Müracaat edilen resmi kurumlar da: "E napalım, biz yapmadık" der çıkar işin içinden.
"GELECEK NESİLLERİ İLGİLENDİREN BU KADAR ÖNEMLİ BİR KONU." derken özet geçilmiş.
Gelecek nesillere kadar kim öle kim kala!
Fakat artık devir de değişti. Çok değişti hem de.
Ve sahiden?
HENÜZ DOĞMAMIŞ GELECEK NESİLLERE KADAR, DÜZEN MAHKUMİYETİ KADER TAYİN ETME KİBRİ DE NEYİN NESİ?
Özellikle buna, hiçbir zaman aklım ermedi-ermeyecek.
Sırf birkaç dönem seçilmişlikle, bu hak nereden alınıyormuş, hiç mi hiç algılayamıyorum.
İHRAÇATÇI VATANDAŞ
Bu konuda aşırı doluyum.
Özellikle de: “BUNA İHRACATÇILAR İÇİN MECBURUZ” gibi yalvarırcasına çıkışı nereye koyacağımı bilemedim.

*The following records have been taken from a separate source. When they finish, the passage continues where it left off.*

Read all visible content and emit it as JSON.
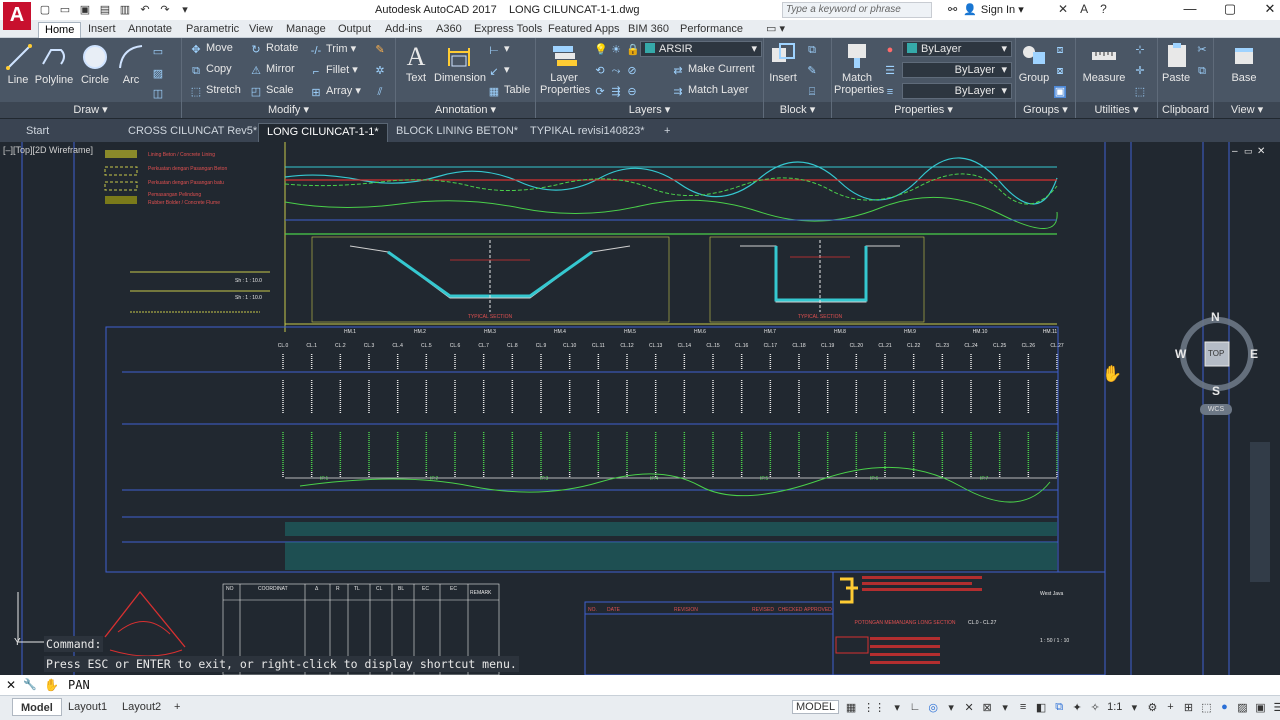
{
  "app": {
    "title": "Autodesk AutoCAD 2017",
    "file": "LONG CILUNCAT-1-1.dwg",
    "logo": "A"
  },
  "search": {
    "placeholder": "Type a keyword or phrase"
  },
  "account": {
    "signin": "Sign In"
  },
  "ribbon_tabs": [
    "Home",
    "Insert",
    "Annotate",
    "Parametric",
    "View",
    "Manage",
    "Output",
    "Add-ins",
    "A360",
    "Express Tools",
    "Featured Apps",
    "BIM 360",
    "Performance"
  ],
  "draw": {
    "line": "Line",
    "polyline": "Polyline",
    "circle": "Circle",
    "arc": "Arc",
    "label": "Draw ▾"
  },
  "modify": {
    "move": "Move",
    "rotate": "Rotate",
    "trim": "Trim ▾",
    "copy": "Copy",
    "mirror": "Mirror",
    "fillet": "Fillet ▾",
    "stretch": "Stretch",
    "scale": "Scale",
    "array": "Array ▾",
    "label": "Modify ▾"
  },
  "annotation": {
    "text": "Text",
    "dimension": "Dimension",
    "table": "Table",
    "label": "Annotation ▾"
  },
  "layers": {
    "properties": "Layer Properties",
    "current_layer": "ARSIR",
    "make_current": "Make Current",
    "match_layer": "Match Layer",
    "label": "Layers ▾"
  },
  "block": {
    "insert": "Insert",
    "label": "Block ▾"
  },
  "properties": {
    "match": "Match Properties",
    "color": "ByLayer",
    "linetype": "ByLayer",
    "lineweight": "ByLayer",
    "label": "Properties ▾"
  },
  "groups": {
    "group": "Group",
    "label": "Groups ▾"
  },
  "utilities": {
    "measure": "Measure",
    "label": "Utilities ▾"
  },
  "clipboard": {
    "paste": "Paste",
    "label": "Clipboard"
  },
  "view": {
    "base": "Base",
    "label": "View ▾"
  },
  "doc_tabs": [
    "Start",
    "CROSS CILUNCAT Rev5*",
    "LONG CILUNCAT-1-1*",
    "BLOCK LINING BETON*",
    "TYPIKAL revisi140823*"
  ],
  "viewport": {
    "label": "[–][Top][2D Wireframe]"
  },
  "viewcube": {
    "n": "N",
    "s": "S",
    "e": "E",
    "w": "W",
    "face": "TOP",
    "wcs": "WCS"
  },
  "command": {
    "prompt": "Command:",
    "message": "Press ESC or ENTER to exit, or right-click to display shortcut menu.",
    "current": "PAN"
  },
  "layouts": [
    "Model",
    "Layout1",
    "Layout2"
  ],
  "status": {
    "model": "MODEL",
    "scale": "1:1"
  },
  "drawing": {
    "legend": [
      "Lining Beton / Concrete Lining",
      "Perkuatan dengan Pasangan Beton",
      "Perkuatan dengan Pasangan batu",
      "Pemasangan Pelindung",
      "Rubber Bolder / Concrete Flume"
    ],
    "scale_note": "Sh : 1 : 10.0",
    "stations_hm": [
      "HM.1",
      "HM.2",
      "HM.3",
      "HM.4",
      "HM.5",
      "HM.6",
      "HM.7",
      "HM.8",
      "HM.9",
      "HM.10",
      "HM.11"
    ],
    "stations_cl": [
      "CL.0",
      "CL.1",
      "CL.2",
      "CL.3",
      "CL.4",
      "CL.5",
      "CL.6",
      "CL.7",
      "CL.8",
      "CL.9",
      "CL.10",
      "CL.11",
      "CL.12",
      "CL.13",
      "CL.14",
      "CL.15",
      "CL.16",
      "CL.17",
      "CL.18",
      "CL.19",
      "CL.20",
      "CL.21",
      "CL.22",
      "CL.23",
      "CL.24",
      "CL.25",
      "CL.26",
      "CL.27"
    ],
    "section_title": "TYPICAL SECTION",
    "ip_labels": [
      "IP.1",
      "IP.2",
      "IP.3",
      "IP.4",
      "IP.5",
      "IP.6",
      "IP.7"
    ],
    "table_headers": [
      "NO",
      "COORDINAT",
      "Δ",
      "R",
      "TL",
      "CL",
      "BL",
      "EC",
      "EC"
    ],
    "remark": "REMARK",
    "revision_headers": [
      "NO.",
      "DATE",
      "REVISION",
      "REVISED",
      "CHECKED",
      "APPROVED"
    ],
    "drawing_title": "POTONGAN MEMANJANG LONG SECTION",
    "drawing_range": "CL.0 - CL.27",
    "province": "West Java",
    "scale_box": "1 : 50 / 1 : 10"
  }
}
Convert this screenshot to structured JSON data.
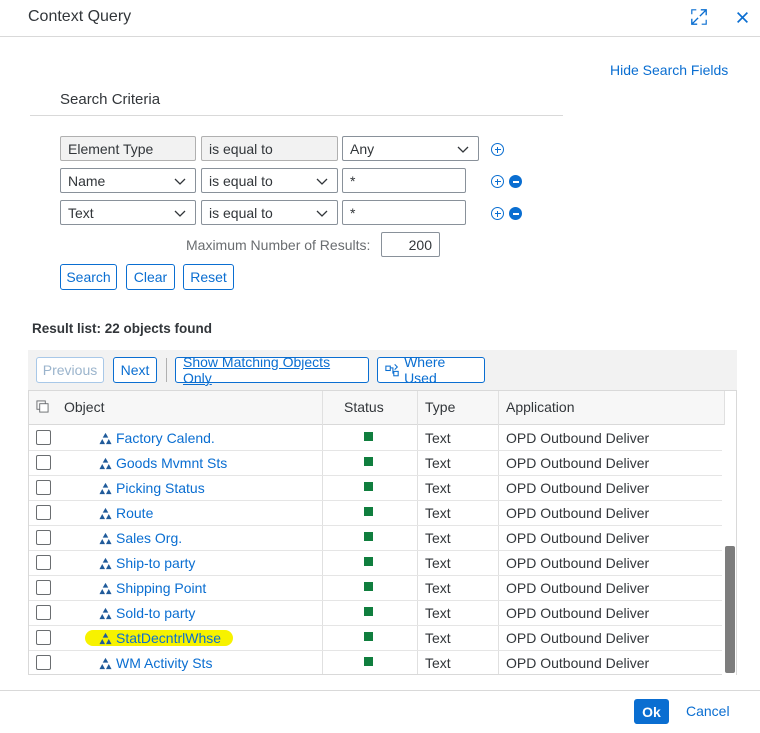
{
  "dialog": {
    "title": "Context Query",
    "hide_search_fields": "Hide Search Fields",
    "ok": "Ok",
    "cancel": "Cancel"
  },
  "search": {
    "title": "Search Criteria",
    "rows": [
      {
        "field": "Element Type",
        "operator": "is equal to",
        "value": "Any"
      },
      {
        "field": "Name",
        "operator": "is equal to",
        "value": "*"
      },
      {
        "field": "Text",
        "operator": "is equal to",
        "value": "*"
      }
    ],
    "max_results_label": "Maximum Number of Results:",
    "max_results_value": "200",
    "buttons": {
      "search": "Search",
      "clear": "Clear",
      "reset": "Reset"
    }
  },
  "results": {
    "summary": "Result list: 22  objects found",
    "toolbar": {
      "previous": "Previous",
      "next": "Next",
      "show_matching": "Show Matching Objects Only",
      "where_used": "Where Used"
    },
    "columns": {
      "object": "Object",
      "status": "Status",
      "type": "Type",
      "application": "Application"
    },
    "rows": [
      {
        "object": "Factory Calend.",
        "type": "Text",
        "application": "OPD Outbound Deliver"
      },
      {
        "object": "Goods Mvmnt Sts",
        "type": "Text",
        "application": "OPD Outbound Deliver"
      },
      {
        "object": "Picking Status",
        "type": "Text",
        "application": "OPD Outbound Deliver"
      },
      {
        "object": "Route",
        "type": "Text",
        "application": "OPD Outbound Deliver"
      },
      {
        "object": "Sales Org.",
        "type": "Text",
        "application": "OPD Outbound Deliver"
      },
      {
        "object": "Ship-to party",
        "type": "Text",
        "application": "OPD Outbound Deliver"
      },
      {
        "object": "Shipping Point",
        "type": "Text",
        "application": "OPD Outbound Deliver"
      },
      {
        "object": "Sold-to party",
        "type": "Text",
        "application": "OPD Outbound Deliver"
      },
      {
        "object": "StatDecntrlWhse",
        "type": "Text",
        "application": "OPD Outbound Deliver",
        "highlighted": true
      },
      {
        "object": "WM Activity Sts",
        "type": "Text",
        "application": "OPD Outbound Deliver"
      }
    ]
  },
  "colors": {
    "accent": "#0a6ed1",
    "status_ok": "#107e3e",
    "highlight": "#f7f200"
  }
}
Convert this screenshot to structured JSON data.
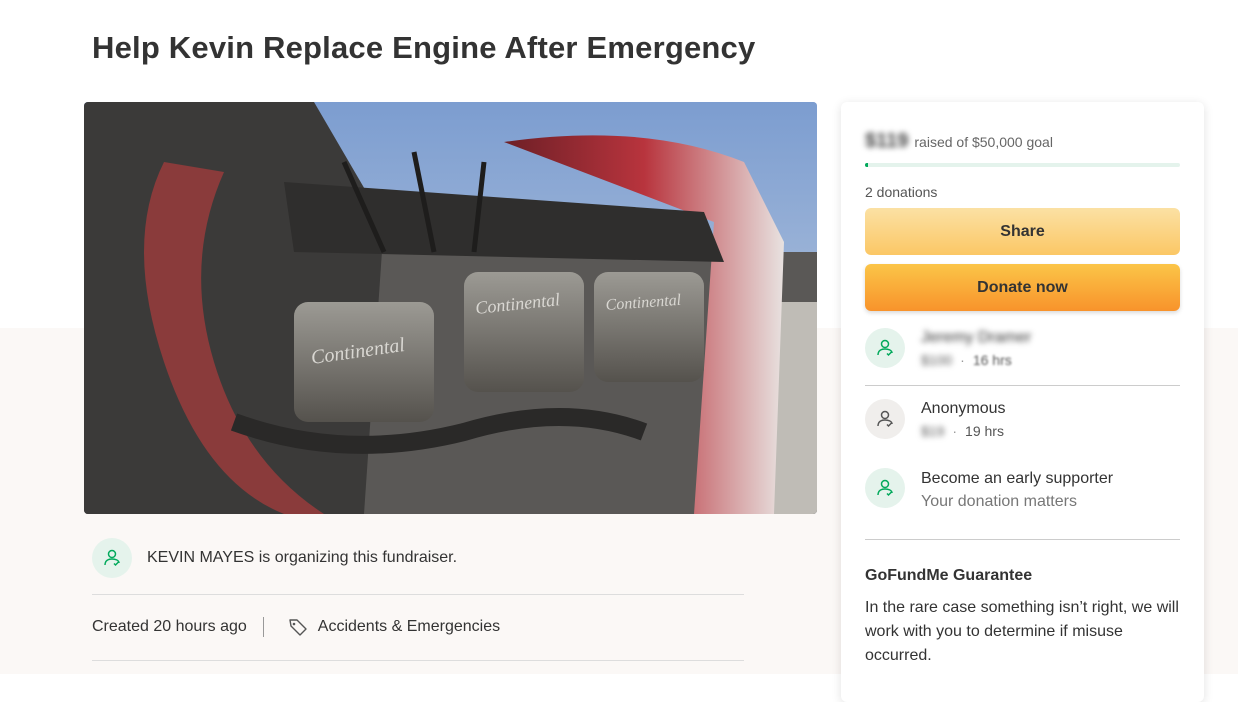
{
  "campaign": {
    "title": "Help Kevin Replace Engine After Emergency",
    "organizer_text": "KEVIN MAYES is organizing this fundraiser.",
    "created": "Created 20 hours ago",
    "category": "Accidents & Emergencies",
    "hero_image_text": [
      "Continental",
      "Continental",
      "Continental"
    ]
  },
  "card": {
    "raised_amount": "$119",
    "raised_label": "raised of $50,000 goal",
    "progress_fraction": 0.0024,
    "donations_count": "2 donations",
    "share_label": "Share",
    "donate_label": "Donate now",
    "donors": [
      {
        "name": "Jeremy Dramer",
        "amount": "$100",
        "time": "16 hrs",
        "name_blurred": true
      },
      {
        "name": "Anonymous",
        "amount": "$19",
        "time": "19 hrs",
        "name_blurred": false
      }
    ],
    "early_supporter": {
      "title": "Become an early supporter",
      "subtitle": "Your donation matters"
    },
    "guarantee": {
      "title": "GoFundMe Guarantee",
      "text": "In the rare case something isn’t right, we will work with you to determine if misuse occurred."
    }
  },
  "colors": {
    "accent_green": "#02a95c",
    "share_button": "#fbd27f",
    "donate_button": "#f8a53a"
  },
  "icons": [
    "heart-hand-icon",
    "tag-icon"
  ]
}
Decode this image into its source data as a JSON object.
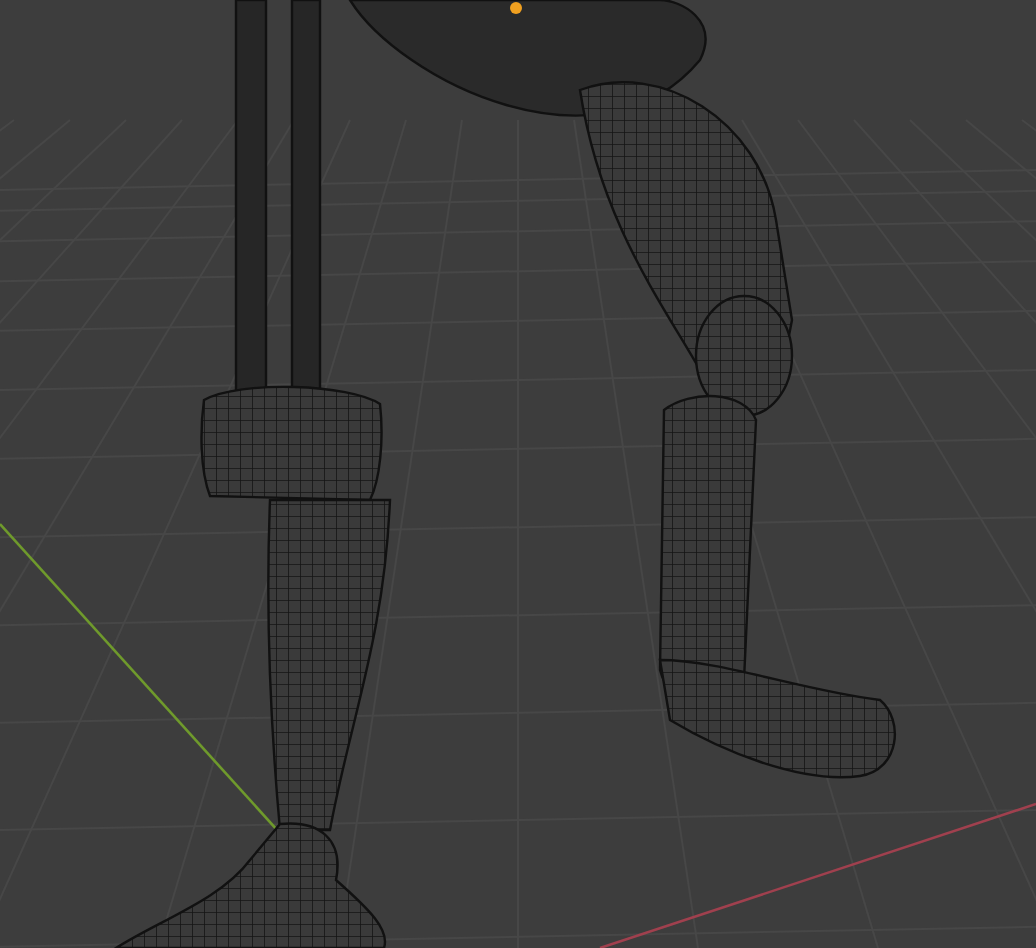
{
  "viewport": {
    "axis_lines": [
      {
        "kind": "horizontal",
        "color": "#a0404e"
      },
      {
        "kind": "depth",
        "color": "#6f9a2c"
      }
    ]
  }
}
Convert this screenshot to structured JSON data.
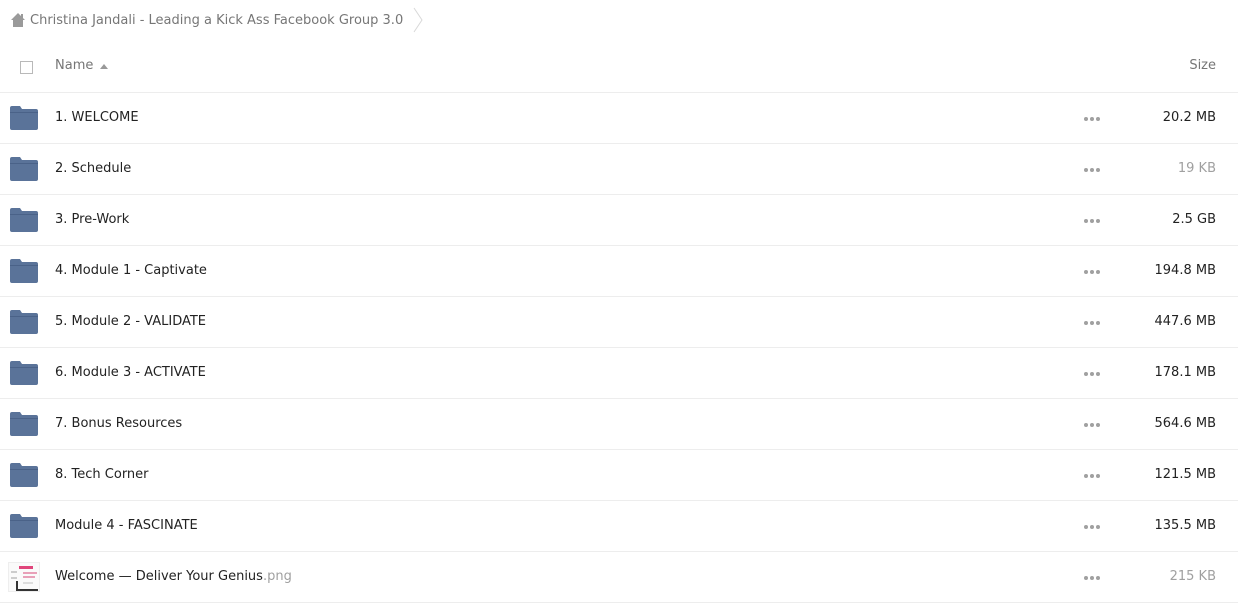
{
  "breadcrumb": {
    "folder_title": "Christina Jandali - Leading a Kick Ass Facebook Group 3.0"
  },
  "header": {
    "name_label": "Name",
    "size_label": "Size"
  },
  "files": [
    {
      "name": "1. WELCOME",
      "ext": "",
      "size": "20.2 MB",
      "type": "folder",
      "small": false
    },
    {
      "name": "2. Schedule",
      "ext": "",
      "size": "19 KB",
      "type": "folder",
      "small": true
    },
    {
      "name": "3. Pre-Work",
      "ext": "",
      "size": "2.5 GB",
      "type": "folder",
      "small": false
    },
    {
      "name": "4. Module 1 - Captivate",
      "ext": "",
      "size": "194.8 MB",
      "type": "folder",
      "small": false
    },
    {
      "name": "5. Module 2 - VALIDATE",
      "ext": "",
      "size": "447.6 MB",
      "type": "folder",
      "small": false
    },
    {
      "name": "6. Module 3 - ACTIVATE",
      "ext": "",
      "size": "178.1 MB",
      "type": "folder",
      "small": false
    },
    {
      "name": "7. Bonus Resources",
      "ext": "",
      "size": "564.6 MB",
      "type": "folder",
      "small": false
    },
    {
      "name": "8. Tech Corner",
      "ext": "",
      "size": "121.5 MB",
      "type": "folder",
      "small": false
    },
    {
      "name": "Module 4 - FASCINATE",
      "ext": "",
      "size": "135.5 MB",
      "type": "folder",
      "small": false
    },
    {
      "name": "Welcome — Deliver Your Genius",
      "ext": ".png",
      "size": "215 KB",
      "type": "image",
      "small": true
    }
  ],
  "icons": {
    "home": "home-icon",
    "folder": "folder-icon",
    "more": "more-options-icon",
    "sort": "sort-ascending-icon",
    "chevron": "chevron-right-icon"
  },
  "colors": {
    "folder": "#5a7399",
    "muted_text": "#767676",
    "divider": "#ededed"
  }
}
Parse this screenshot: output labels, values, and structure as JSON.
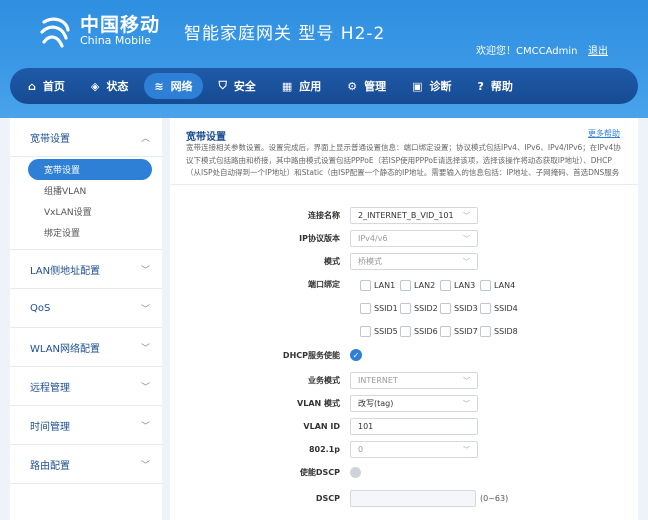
{
  "header": {
    "brand_cn": "中国移动",
    "brand_en": "China Mobile",
    "product": "智能家庭网关  型号 H2-2",
    "welcome": "欢迎您！CMCCAdmin",
    "logout": "退出"
  },
  "nav": {
    "items": [
      {
        "label": "首页",
        "icon": "home-icon"
      },
      {
        "label": "状态",
        "icon": "layers-icon"
      },
      {
        "label": "网络",
        "icon": "wifi-icon"
      },
      {
        "label": "安全",
        "icon": "shield-icon"
      },
      {
        "label": "应用",
        "icon": "grid-icon"
      },
      {
        "label": "管理",
        "icon": "gear-icon"
      },
      {
        "label": "诊断",
        "icon": "toolbox-icon"
      },
      {
        "label": "帮助",
        "icon": "help-icon"
      }
    ],
    "active": "网络"
  },
  "sidebar": {
    "broadband": "宽带设置",
    "broadband_subs": [
      "宽带设置",
      "组播VLAN",
      "VxLAN设置",
      "绑定设置"
    ],
    "groups": [
      "LAN侧地址配置",
      "QoS",
      "WLAN网络配置",
      "远程管理",
      "时间管理",
      "路由配置"
    ]
  },
  "content": {
    "title": "宽带设置",
    "more_help": "更多帮助",
    "description": "宽带连接相关参数设置。设置完成后，界面上显示普通设置信息：端口绑定设置；协议模式包括IPv4、IPv6、IPv4/IPv6；在IPv4协议下模式包括路由和桥接，其中路由模式设置包括PPPoE（若ISP使用PPPoE请选择该项，选择该操作将动态获取IP地址）、DHCP（从ISP处自动得到一个IP地址）和Static（由ISP配置一个静态的IP地址。需要输入的信息包括：IP地址、子网掩码、首选DNS服务器",
    "form": {
      "connection_name_label": "连接名称",
      "connection_name": "2_INTERNET_B_VID_101",
      "ip_protocol_label": "IP协议版本",
      "ip_protocol": "IPv4/v6",
      "mode_label": "模式",
      "mode": "桥模式",
      "port_binding_label": "端口绑定",
      "ports_row1": [
        "LAN1",
        "LAN2",
        "LAN3",
        "LAN4"
      ],
      "ports_row2": [
        "SSID1",
        "SSID2",
        "SSID3",
        "SSID4"
      ],
      "ports_row3": [
        "SSID5",
        "SSID6",
        "SSID7",
        "SSID8"
      ],
      "dhcp_label": "DHCP服务使能",
      "service_mode_label": "业务模式",
      "service_mode": "INTERNET",
      "vlan_mode_label": "VLAN 模式",
      "vlan_mode": "改写(tag)",
      "vlan_id_label": "VLAN ID",
      "vlan_id": "101",
      "p8021_label": "802.1p",
      "p8021": "0",
      "enable_dscp_label": "使能DSCP",
      "dscp_label": "DSCP",
      "dscp_value": "",
      "dscp_hint": "(0~63)"
    }
  }
}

Dile kolay, 37 yıllık süreci şu ortamlarda ve tekstil gibi çılgın dinamikleri olan sektöründe yaşamışsın.
Ticaret odalarının 1 yıldır sessiz-sedasız verdiği 'karbon' seminerlerini de takip ediyorum uzaktan.
Zavallı ihracatçılar, yine oturmuş kuzu kuzu dinliyor.
Öyle bir anlatıyorlar ki, sanırsın bu çoktan ihracatın anayasası ve kaçınılmaz.
İmalatçı-ihracatçıların çoğu bunu da şimdiye kadar "He-he" dedikleri türden SIRADAN BİR SERTİFİKA işi sanıyor.
Her iddiasına varım.
SERTİFİKA YORGUNLUĞU:
Bitmek tükenmek bilmeyen, sonu gelmeyen bu rant hem güldürüyor hem de çok zorluyor artık.
Zaten organik olan yüzde 100 pamuğa, 'organik' ilave yazmak için sertifika ücreti alanlara:
“Milyonlarca rengi nasıl yapıyon peki la organik?!” diyoruz içimizde.
Kök boya renk gamını hepsinden iyi biliriz.
Birinin bir ranta ihtiyacı olunca, hemen icat ediveriyorlarmış kadar tekelciliğe hizmet saçmalıklar.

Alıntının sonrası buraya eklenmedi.